Par un jugement n° 2216599 du 30 novembre 2022, le tribunal administratif de Paris a annulé l'arrêté du 19 juillet 2022 du préfet de police, lui a enjoint de délivrer à M. A... une carte de séjour temporaire portant la mention " vie privée et familiale " dans le délai de trois mois à compter de la notification du jugement et de prendre, dans le délai de deux mois, toute mesure propre à mettre fin à son signalement dans le système d'information Schengen et a mis à la charge de l'Etat le versement de la somme de 1 000 euros au titre de l'article L. 761-1 du code de justice administrative.

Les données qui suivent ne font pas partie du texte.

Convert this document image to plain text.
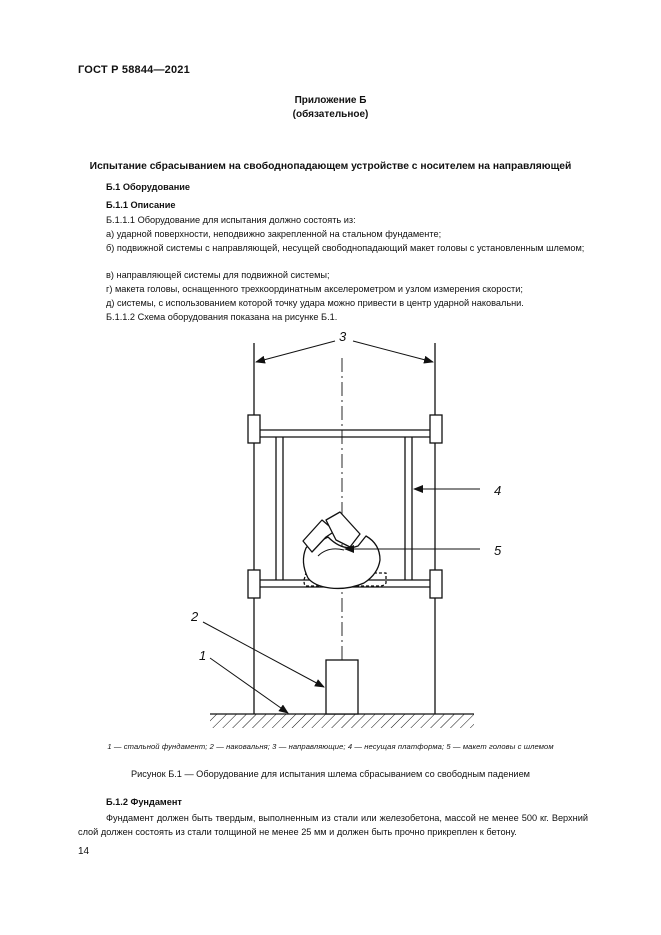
ГОСТ Р 58844—2021
Приложение Б
(обязательное)
Испытание сбрасыванием на свободнопадающем устройстве с носителем на направляющей
Б.1 Оборудование
Б.1.1 Описание
Б.1.1.1 Оборудование для испытания должно состоять из:
а) ударной поверхности, неподвижно закрепленной на стальном фундаменте;
б) подвижной системы с направляющей, несущей свободнопадающий макет головы с установленным шлемом;
в) направляющей системы для подвижной системы;
г) макета головы, оснащенного трехкоординатным акселерометром и узлом измерения скорости;
д) системы, с использованием которой точку удара можно привести в центр ударной наковальни.
Б.1.1.2 Схема оборудования показана на рисунке Б.1.
1
2
3
4
5
1 — стальной фундамент; 2 — наковальня; 3 — направляющие; 4 — несущая платформа; 5 — макет головы с шлемом
Рисунок Б.1 — Оборудование для испытания шлема сбрасыванием со свободным падением
Б.1.2 Фундамент
Фундамент должен быть твердым, выполненным из стали или железобетона, массой не менее 500 кг. Верхний слой должен состоять из стали толщиной не менее 25 мм и должен быть прочно прикреплен к бетону.
14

Procédure devant la Cour :
Par une requête, enregistrée le 28 décembre 2022, le préfet de police demande à la Cour d'annuler ce jugement et de rejeter la demande présentée par M. A... devant le tribunal administratif de Paris.
Il soutient que :
- c'est à tort que le tribunal administratif a annulé l'arrêté en litige au motif d'une méconnaissance des stipulations de l'article 8 de la convention européenne de sauvegarde des droits de l'homme et des libertés fondamentales, compte tenu de la nature et de la particulière gravité des faits commis par M. A... en 2002 et 2003 et en 2010 et 2011, qui lui ont valu deux condamnations en 2004 et 2013, dont l'une à quatre ans d'emprisonnement, des conditions du séjour en France de l'intéressé, qui s'y est maintenu de façon irrégulière depuis le mois de juillet 2009 et qui a été incarcéré entre les mois de décembre 2011 et octobre 2016, de l'absence d'une insertion professionnelle significative sur le territoire ainsi que de toute circonstance faisant obstacle à ce qu'il reconstitue, le cas échéant, sa cellule familiale avec son épouse en Inde où le couple y a manifestement conservé des attaches fortes ;
- la décision portant refus de titre de séjour a été signée par une autorité compétente ;
- elle est suffisamment motivée ;
- elle est exempte de vice de procédure, le préfet n'étant pas tenu de saisir pour avis les services de la main d'œuvre étrangère ;
- elle est exempte d'erreur manifeste d'appréciation au regard des dispositions de l'article L. 435-1 du code de l'entrée et du séjour des étrangers et du droit d'asile, tandis que M. A... ne peut utilement se prévaloir des dispositions de la circulaire du 28 novembre 2012 du ministre de l'intérieur ;
- les conditions de notification de cette décision sont sans incidence sur sa légalité ;
- les moyens tirés de l'illégalité des décisions portant obligation de quitter le territoire français et fixant le pays de destination à raison de la prétendue illégalité de la décision portant refus de titre de séjour, ne peuvent qu'être écartés ;
- la décision portant refus de délai de départ volontaire est suffisamment motivée ;
- cette décision est exempte d'erreur de fait, d'erreur de droit et d'erreur d'appréciation, ne méconnaît pas les stipulations de l'article 8 de la convention européenne de sauvegarde des droits de l'homme et des libertés fondamentales et est exempte d'erreur manifeste d'appréciation de ses conséquences sur la situation personnelle de l'intéressé ;
- le moyen tiré de l'illégalité de la décision portant interdiction de retour sur le territoire français d'une durée de vingt-quatre mois à raison de la prétendue illégalité de la décision portant obligation de quitter le territoire français, ne peut qu'être écarté ;
- cette décision portant interdiction de retour est suffisamment motivée ;
- cette décision est exempte d'erreur d'appréciation ;
- le moyen tiré de l'illégalité du signalement de l'intéressé aux fins de non-admission dans le système d'information Schengen à raison de la prétendue illégalité de la décision portant interdiction de retour sur le territoire français, ne peut qu'être écarté.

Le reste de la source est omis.